Even though it was a meager season, Eleven-12 has served up some delicious ski days. Rather than let the season fizzle with a wimper, BergBryce put out a call to rally for a trip to Mt. Shasta. Inspired by Jibmaster’s photos of Shasta’s north side, I responded and the trip was inked.
We headed up Friday afternoon – from South Lake Tahoe to Truckee to Reno to Susanville to Mt. Shasta City.
The original plan was to retrace Jibmasters route and drive to 7,000 feet on the north side, then climb and ski the Bolam Glacier. Either that or climb Shastina and either ski Diller Canyon, or the NW face and then traverse around back to the base of Diller.
After talking to TeleWoman and Don at the Mt. Shasta Ranger station we concluded that BergBryce’s Subaru would get beat up too much for either trailhead. That left us with the standard approach up Avalanche Gulch from Bunny Flat. It did not sound that appealing since we wanted to do something different, not the standard trade route.Brewer Creek was out, as was Clear Creek since the road’s were covered with snow more than a mile back. So we decided to ski the West Face.
The standard approach for the West Face is to camp at Hidden Valley but that meant camping overnight and this was going to be a wham-bam one-day affair. BergBryce was concerned that Bunny Flat would be a zoo, but I assured him the only real negative was following an established trail full of foot prints instead of a smooth, clean, untracked slope of snow.We started skinning from Bunny Flat about 6am and considered following avalanche gulch part way up, then crossing over to the west face via one of the windows in the red rocks defining Casaval Ridge. However, it looked like that would mean some mixed climbing and a sizeable traverse across the West Face to get to continuous snow. We opted to stick to the standard route up Avalanche Gulch to The Thumb, then continue above Red Banks to the plateau below Misery Hill. From there we could cross over a couple hundred yards to the top of the West Face. This proved to be a superb strategy, although we were certainly questioning it as we cramponed up from Lake Helen to the Red Banks. Moving past the Heart seemed to take forever and it nearly broke my resolve to keep putting one foot in front of the other. The crunchy, still frozen surface did not feel like it would soften for a good descent and it was already 11am.
Coming up to Lake Helen there was a superb staircase of well spaced steps carved into the slope. In the steep pitch next to the Heart the existing steps had zero discernible rhythm and every time I tried to take advantage of the security those steps provided, the random, inconsistent spacing only magnified my discouragement at how interminably long this pitch felt. Thankfully the snow was crunchy and easy to grip with crampons and slow, steady switchbacks eventually paid off.During our food break at tent city by Lake Helen I suggested that since BergBryce was climbing faster, if he wanted should move at his own pace, bag the summit, and meet me at the top of Red Banks before traversing over to the West Face. However, when I arrived at the top of Red Banks he was waiting, having run out of water and experiencing cramping in his legs. He had gone through more than two liters already and I still had two left. I give him a liter of water, plus a good slash of coconut water rich in electrolytes and we shared an orange. Then I took the lead and set a series of switchbacks at a tortoise pace and we made the crest of Avalanche Gulch in 15 minutes. It was a short traverse across the top of Avalanche Gulch to the top of the West Face, but the snow was pretty heinous – refrozen wind blasted sastrugi with edges made of iced teeth. We were afraid our first turns down the West Face would consist of this junk. In fact, as we stood on the roll over facing south towards Casaval Ridge that is what the snow looked like. But when we looked behind us, towards Shastina, the snow had been protected from the wind and it rolled over with a smooth creamy surface of corn. The wind was gone, it was 2pm, and the slope beckoned.

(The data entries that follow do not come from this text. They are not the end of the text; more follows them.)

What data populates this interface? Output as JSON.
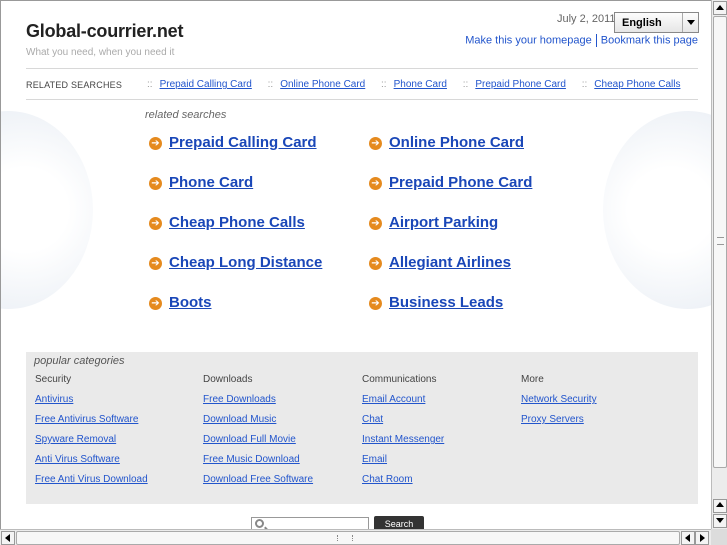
{
  "header": {
    "site_title": "Global-courrier.net",
    "tagline": "What you need, when you need it",
    "date": "July 2, 2011",
    "language": "English",
    "homepage_link": "Make this your homepage",
    "bookmark_link": "Bookmark this page"
  },
  "related_bar": {
    "label": "RELATED SEARCHES",
    "separator": "::",
    "links": [
      "Prepaid Calling Card",
      "Online Phone Card",
      "Phone Card",
      "Prepaid Phone Card",
      "Cheap Phone Calls"
    ]
  },
  "related_searches": {
    "title": "related searches",
    "left": [
      "Prepaid Calling Card",
      "Phone Card",
      "Cheap Phone Calls",
      "Cheap Long Distance",
      "Boots"
    ],
    "right": [
      "Online Phone Card",
      "Prepaid Phone Card",
      "Airport Parking",
      "Allegiant Airlines",
      "Business Leads"
    ]
  },
  "popular": {
    "title": "popular categories",
    "columns": [
      {
        "head": "Security",
        "links": [
          "Antivirus",
          "Free Antivirus Software",
          "Spyware Removal",
          "Anti Virus Software",
          "Free Anti Virus Download"
        ]
      },
      {
        "head": "Downloads",
        "links": [
          "Free Downloads",
          "Download Music",
          "Download Full Movie",
          "Free Music Download",
          "Download Free Software"
        ]
      },
      {
        "head": "Communications",
        "links": [
          "Email Account",
          "Chat",
          "Instant Messenger",
          "Email",
          "Chat Room"
        ]
      },
      {
        "head": "More",
        "links": [
          "Network Security",
          "Proxy Servers"
        ]
      }
    ]
  },
  "search": {
    "value": "",
    "button": "Search"
  },
  "colors": {
    "link": "#2255cc",
    "bullet": "#e58a1e",
    "panel": "#eaeaea"
  }
}
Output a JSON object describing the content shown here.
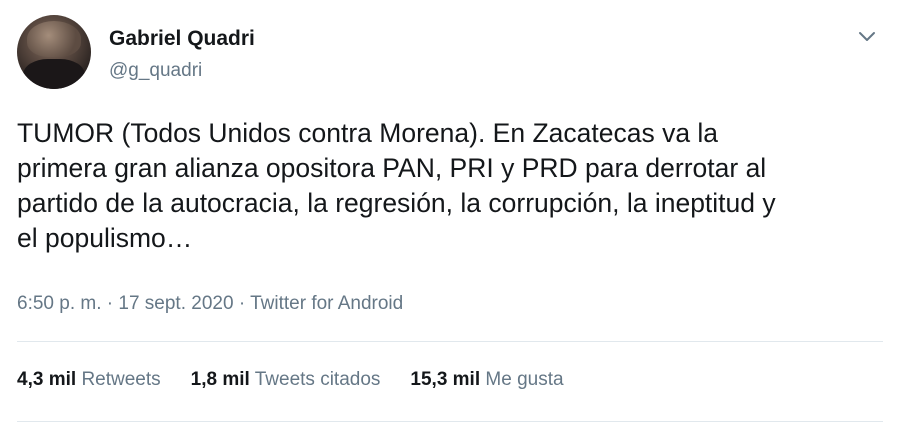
{
  "author": {
    "name": "Gabriel Quadri",
    "handle": "@g_quadri"
  },
  "tweet": {
    "text": "TUMOR (Todos Unidos contra Morena). En Zacatecas va la\nprimera gran alianza opositora PAN, PRI y PRD para derrotar al\npartido de la autocracia, la regresión, la corrupción, la ineptitud y\nel populismo…",
    "time": "6:50 p. m.",
    "separator1": "·",
    "date": "17 sept. 2020",
    "separator2": "·",
    "source": "Twitter for Android"
  },
  "stats": [
    {
      "count": "4,3 mil",
      "label": "Retweets"
    },
    {
      "count": "1,8 mil",
      "label": "Tweets citados"
    },
    {
      "count": "15,3 mil",
      "label": "Me gusta"
    }
  ],
  "icons": {
    "menu": "chevron-down-icon"
  },
  "colors": {
    "text": "#14171a",
    "secondary": "#657786",
    "divider": "#e1e8ed"
  }
}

What followed was nearly 4,000 vertical feet of 100% ego corn, perfectly ripened, never over done, all the way down to Hidden Valley at a pitch that varied from 35° at the top to 25° near the bottom with a nice mini-couloir connecting the ramp we were on to Hidden Valley below with a few turns in the 40° range. Ordinarily Shasta serves up a nice slice of corn in between an upper pitch of firm snow and a bottom pitch of mush. Somehow we managed to hit the magic hour and the entire West Face was excellent corn from top to bottom.
From the bottom at Hidden Valley we turned left and held a high traverse around the fanned out based of Casaval Ridge. In a mere 15 minutes we were back to the standard, pock-marked trail up Avalanche Gulch and the snow was still in good corn condition.
By 4:30pm we were back at the car, and headed for Mexican food in Mt. Shasta city. Round trip time on the mountain – about 10 hours.